Our two camera operators, Ryan and Andy, move the camera to the left and right as I move within my green tape-delimited area. How do they maintain the correct depth of focus? I am sure that most of you have experience with point-and-shoot cameras which automatically focus images. Autofocus places the central portion of an image into focus. Alternatively, camera operators can manually adjust the depth of focus. Autofocus and manual focus each have their downsides: if the center of the image is not the area of interest, autofocus is going to blur the object of interest and manual focus takes time. Camera operators use tricks such as using a small aperture to increase the range of focal depth [we accomplish the same objective by constricting our pupil when we gaze at near objects]. And then, of course, camera operators restrict the movements of those that they are filming….
So how different is the function of our oculomotor system from the operation of a camera by a skilled human? The big difference is that we effortlessly follow objects of interest in all dimensions. Camera operators achieve the same end only with concentration, skill and experience. The temporal lag between movement and focus is far greater in the case of a camera than it is for us. As we track objects moving across our visual field, there is virtually no lag: our extraocular muscles are lightning-fast. There is an accommodation lag, meaning a time delay before our lens shape is changed by parasympathetically controlled smooth muscles. But this accommodation lag is far shorter than the time needed for a human to adjust a camera’s depth of focus. All of this makes me deeply appreciate the marvelous oculomotor system that we all receive for free in our mammalian brains.

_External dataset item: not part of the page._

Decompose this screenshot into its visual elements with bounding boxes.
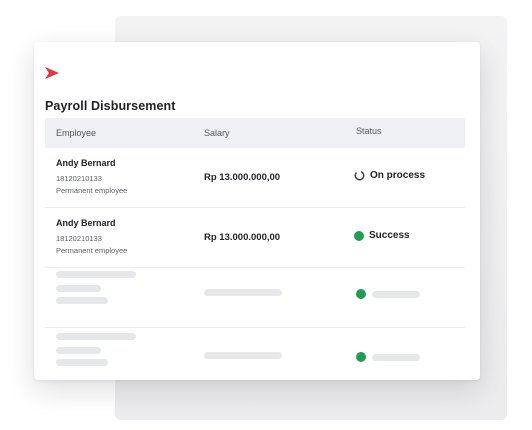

In one respect we are very similar to a camera. We adjust the depth of focus for the foveal or central image just as autofocus does. We cannot, for example, adjust our depth of focus for an object in the periphery of our visual field.
While I like to pace, I am happy to have my pacing constrained since it means that I can spread the word about the brain to thousands of interested people. MOOCs are a revolution in learning that we can all believe in!
One final note: filming wrapped up this morning. We are all feeling excited about Understanding the Brain and look forward to our opening day on April 28.